At this time last year, following the November 2006 elections, I celebrated the stem cell vote. Stem cell research was a pivotal issue in races all over the US, and overwhelmingly, people voted in favor. I exulted in the good news: Americans believe in technology and progress.
This year, New Jersey posted a ballot question to provide $450 million in public funding for stem cell research. Now that the issue had arrived in my own state, I had to question my values. Money, it turns out, was the key concern. As the state struggles to pay teachers' pensions and the governor considers pawning off a toll highway because we need the cash, pouring so much state money into stem cell research felt ill advised. The majority appeared to share this view, because the initiative was defeated.
A recent trip to China gave me the opportunity to re-evaluate another matter I had discussed a few months ago.
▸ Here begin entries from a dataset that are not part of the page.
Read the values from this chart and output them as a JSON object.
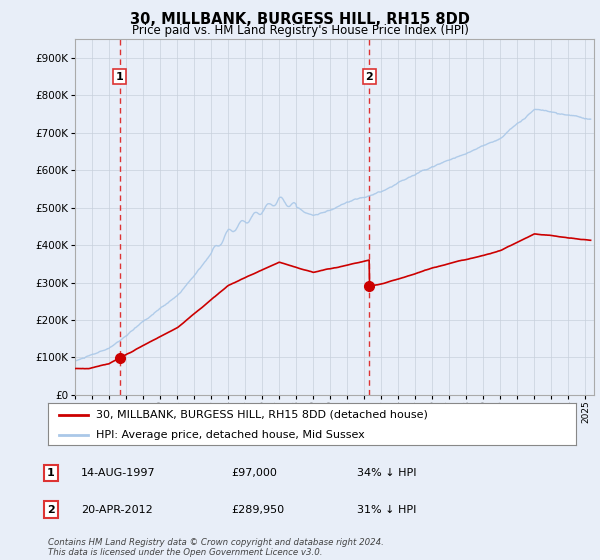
{
  "title": "30, MILLBANK, BURGESS HILL, RH15 8DD",
  "subtitle": "Price paid vs. HM Land Registry's House Price Index (HPI)",
  "ylim": [
    0,
    950000
  ],
  "yticks": [
    0,
    100000,
    200000,
    300000,
    400000,
    500000,
    600000,
    700000,
    800000,
    900000
  ],
  "xlim_start": 1995.0,
  "xlim_end": 2025.5,
  "sale1_date": 1997.617,
  "sale1_price": 97000,
  "sale1_label": "1",
  "sale2_date": 2012.305,
  "sale2_price": 289950,
  "sale2_label": "2",
  "hpi_color": "#aac8e8",
  "price_color": "#cc0000",
  "dashed_color": "#dd3333",
  "legend_label_price": "30, MILLBANK, BURGESS HILL, RH15 8DD (detached house)",
  "legend_label_hpi": "HPI: Average price, detached house, Mid Sussex",
  "table_rows": [
    {
      "num": "1",
      "date": "14-AUG-1997",
      "price": "£97,000",
      "info": "34% ↓ HPI"
    },
    {
      "num": "2",
      "date": "20-APR-2012",
      "price": "£289,950",
      "info": "31% ↓ HPI"
    }
  ],
  "footer": "Contains HM Land Registry data © Crown copyright and database right 2024.\nThis data is licensed under the Open Government Licence v3.0.",
  "background_color": "#e8eef8",
  "plot_bg_color": "#e8eef8"
}
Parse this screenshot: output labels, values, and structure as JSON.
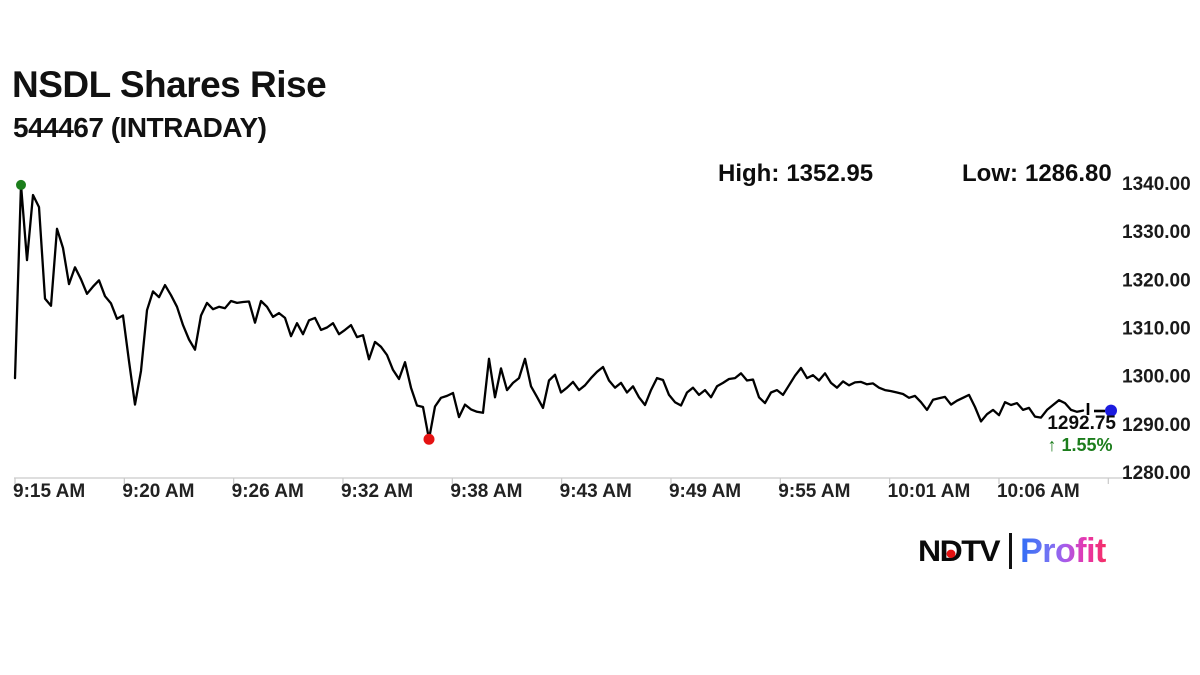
{
  "page": {
    "title": "NSDL Shares Rise",
    "subtitle": "544467 (INTRADAY)"
  },
  "stats": {
    "high_label": "High:",
    "high_value": "1352.95",
    "low_label": "Low:",
    "low_value": "1286.80"
  },
  "last_quote": {
    "price": "1292.75",
    "change": "↑ 1.55%"
  },
  "logo": {
    "ndtv_n": "N",
    "ndtv_d": "D",
    "ndtv_tv": "TV",
    "profit": "Profit"
  },
  "chart_data": {
    "type": "line",
    "title": "NSDL 544467 intraday price",
    "x_tick_labels": [
      "9:15 AM",
      "9:20 AM",
      "9:26 AM",
      "9:32 AM",
      "9:38 AM",
      "9:43 AM",
      "9:49 AM",
      "9:55 AM",
      "10:01 AM",
      "10:06 AM"
    ],
    "y_tick_labels": [
      "1340.00",
      "1330.00",
      "1320.00",
      "1310.00",
      "1300.00",
      "1290.00",
      "1280.00"
    ],
    "ylim": [
      1280,
      1340
    ],
    "grid": false,
    "legend": "none",
    "high": 1352.95,
    "low": 1286.8,
    "last": 1292.75,
    "change_pct": 1.55,
    "prices": [
      1299.5,
      1339.6,
      1324.0,
      1337.5,
      1335.0,
      1316.0,
      1314.5,
      1330.5,
      1326.5,
      1319.0,
      1322.5,
      1320.0,
      1317.0,
      1318.5,
      1319.8,
      1316.5,
      1315.0,
      1311.8,
      1312.5,
      1303.0,
      1294.0,
      1301.0,
      1313.6,
      1317.5,
      1316.3,
      1318.8,
      1316.7,
      1314.3,
      1310.5,
      1307.5,
      1305.4,
      1312.5,
      1315.1,
      1313.8,
      1314.3,
      1314.0,
      1315.5,
      1315.1,
      1315.3,
      1315.4,
      1311.0,
      1315.5,
      1314.3,
      1312.2,
      1313.0,
      1312.0,
      1308.2,
      1310.9,
      1308.6,
      1311.5,
      1312.0,
      1309.5,
      1310.0,
      1310.9,
      1308.6,
      1309.5,
      1310.5,
      1308.0,
      1308.4,
      1303.4,
      1307.0,
      1306.0,
      1304.3,
      1301.2,
      1299.3,
      1302.8,
      1297.5,
      1293.8,
      1293.5,
      1286.8,
      1293.6,
      1295.4,
      1295.8,
      1296.4,
      1291.4,
      1294.0,
      1293.0,
      1292.5,
      1292.3,
      1303.5,
      1295.5,
      1301.5,
      1297.0,
      1298.5,
      1299.5,
      1303.5,
      1297.8,
      1295.6,
      1293.3,
      1299.0,
      1300.2,
      1296.5,
      1297.5,
      1298.7,
      1297.0,
      1298.0,
      1299.5,
      1300.8,
      1301.8,
      1299.0,
      1297.5,
      1298.5,
      1296.5,
      1297.8,
      1295.5,
      1293.9,
      1297.0,
      1299.5,
      1299.1,
      1296.0,
      1294.5,
      1293.8,
      1296.5,
      1297.5,
      1296.0,
      1297.0,
      1295.5,
      1297.8,
      1298.5,
      1299.3,
      1299.5,
      1300.5,
      1299.0,
      1299.2,
      1295.5,
      1294.3,
      1296.5,
      1297.0,
      1296.0,
      1298.0,
      1300.0,
      1301.6,
      1299.5,
      1300.1,
      1299.0,
      1300.5,
      1298.5,
      1297.5,
      1298.8,
      1298.0,
      1298.6,
      1298.7,
      1298.2,
      1298.4,
      1297.5,
      1297.0,
      1296.8,
      1296.5,
      1296.2,
      1295.4,
      1295.8,
      1294.5,
      1292.9,
      1295.0,
      1295.3,
      1295.6,
      1294.0,
      1294.8,
      1295.4,
      1296.0,
      1293.5,
      1290.5,
      1292.0,
      1292.9,
      1291.8,
      1294.5,
      1293.9,
      1294.3,
      1292.9,
      1293.3,
      1291.5,
      1291.3,
      1292.9,
      1293.9,
      1294.9,
      1294.3,
      1292.9,
      1292.5,
      1292.75
    ],
    "markers": {
      "high_dot_index": 1,
      "low_dot_index": 69,
      "last_price": 1292.75
    },
    "colors": {
      "line": "#000000",
      "axis": "#c9c9c9",
      "high_dot": "#1b7e1b",
      "low_dot": "#e51212",
      "last_dot": "#1c1cdf",
      "change_text": "#1c7d1c",
      "tick_text": "#222222"
    }
  }
}
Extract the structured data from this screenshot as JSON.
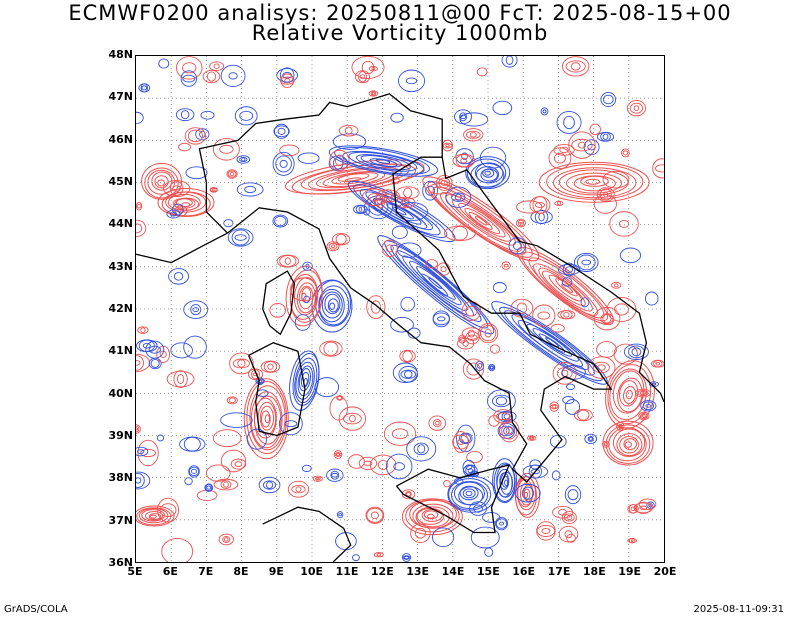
{
  "header": {
    "title_line_1": "ECMWF0200 analisys: 20250811@00 FcT: 2025-08-15+00",
    "title_line_2": "Relative Vorticity 1000mb"
  },
  "map": {
    "lat_labels": [
      "48N",
      "47N",
      "46N",
      "45N",
      "44N",
      "43N",
      "42N",
      "41N",
      "40N",
      "39N",
      "38N",
      "37N",
      "36N"
    ],
    "lon_labels": [
      "5E",
      "6E",
      "7E",
      "8E",
      "9E",
      "10E",
      "11E",
      "12E",
      "13E",
      "14E",
      "15E",
      "16E",
      "17E",
      "18E",
      "19E",
      "20E"
    ],
    "lat_range": [
      36,
      48
    ],
    "lon_range": [
      5,
      20
    ],
    "grid": "dotted",
    "colors": {
      "positive_contour": "#f05050",
      "negative_contour": "#3050e0",
      "coastline": "#000000",
      "grid": "#888888"
    }
  },
  "footer": {
    "left": "GrADS/COLA",
    "right": "2025-08-11-09:31"
  }
}
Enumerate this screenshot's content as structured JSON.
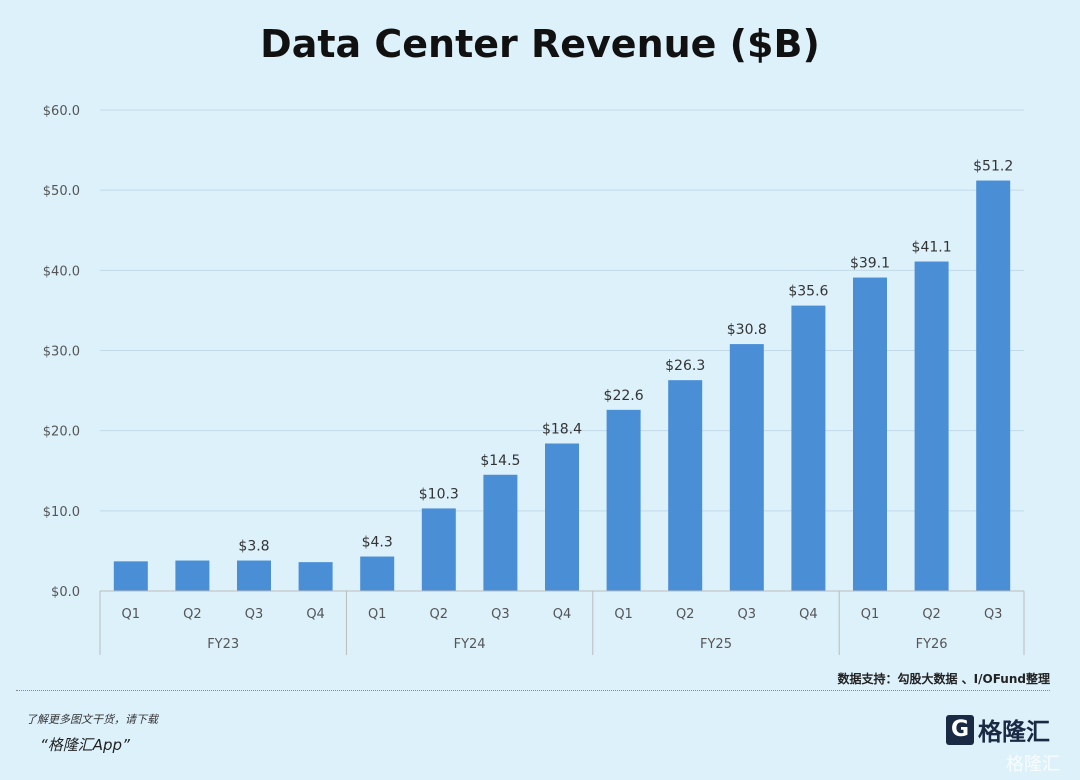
{
  "chart_data": {
    "type": "bar",
    "title": "Data Center Revenue ($B)",
    "groups": [
      {
        "label": "FY23",
        "quarters": [
          "Q1",
          "Q2",
          "Q3",
          "Q4"
        ]
      },
      {
        "label": "FY24",
        "quarters": [
          "Q1",
          "Q2",
          "Q3",
          "Q4"
        ]
      },
      {
        "label": "FY25",
        "quarters": [
          "Q1",
          "Q2",
          "Q3",
          "Q4"
        ]
      },
      {
        "label": "FY26",
        "quarters": [
          "Q1",
          "Q2",
          "Q3"
        ]
      }
    ],
    "values": [
      3.7,
      3.8,
      3.8,
      3.6,
      4.3,
      10.3,
      14.5,
      18.4,
      22.6,
      26.3,
      30.8,
      35.6,
      39.1,
      41.1,
      51.2
    ],
    "data_labels": [
      "",
      "",
      "$3.8",
      "",
      "$4.3",
      "$10.3",
      "$14.5",
      "$18.4",
      "$22.6",
      "$26.3",
      "$30.8",
      "$35.6",
      "$39.1",
      "$41.1",
      "$51.2"
    ],
    "yticks": [
      "$0.0",
      "$10.0",
      "$20.0",
      "$30.0",
      "$40.0",
      "$50.0",
      "$60.0"
    ],
    "ylim": [
      0,
      60
    ],
    "grid": true,
    "bar_color": "#4a8fd6"
  },
  "footer": {
    "source": "数据支持：勾股大数据 、I/OFund整理",
    "promo_line1": "了解更多图文干货，请下载",
    "promo_line2": "“格隆汇App”",
    "logo_text": "格隆汇",
    "watermark": "格隆汇"
  }
}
In August, I questioned whether the Chinese government's execution of Zheng Xiaoyu, the corrupt head of its State Food and Drug Administration, was a gesture for the West or truly a sign of change. A trip to the API China–Interphex China exhibit, held November 13-15 in Shenzhen, provided the opportunity for a closer look.
A walk through the show floor revealed an incongruous mix of GMP manufacturers of active pharmaceutical ingredients—some proudly displaying enlarged copies of approval letters from the US FDA—and suppliers of traditional Chinese medicine whose booths were filled with vials of mysterious powders and tangled roots. Although those supplement makers were presumably targeting only the domestic market, their presence signals that many players do not yet make hard distinctions between regulated and non-regulated industries.
On the other hand, I spoke to several Chinese API manufacturers who have passed manufacturing inspections by US or European regulatory authorities. Such companies were frank in acknowledging that Western quality standards are much higher than Chinese requirements. They noted, though, that Chinese regulations are getting tougher. They also acknowledged, at least for injectables, that although they could meet foreign standards for APIs, they were not yet ready to meet foreign standards for finished pharmaceutical products. Indeed, in conversations with Western industry experts at the show, the need to ramp up Chinese cleanroom technology and expertise was a common thread. Those Western experts, however, all seemed pretty confident that it is only a matter of time before the Chinese industry gets up to speed. The best local companies too, can see the competition strengthening around them. "Two other companies from our province just passed a US FDA inspection," noted one manager.
Thus, this closer examination led me to believe that the Chinese pharmaceutical industry and its regulation are indeed slowly rising to international standards, albeit unevenly and gradually. That, of course, is the way things change everywhere.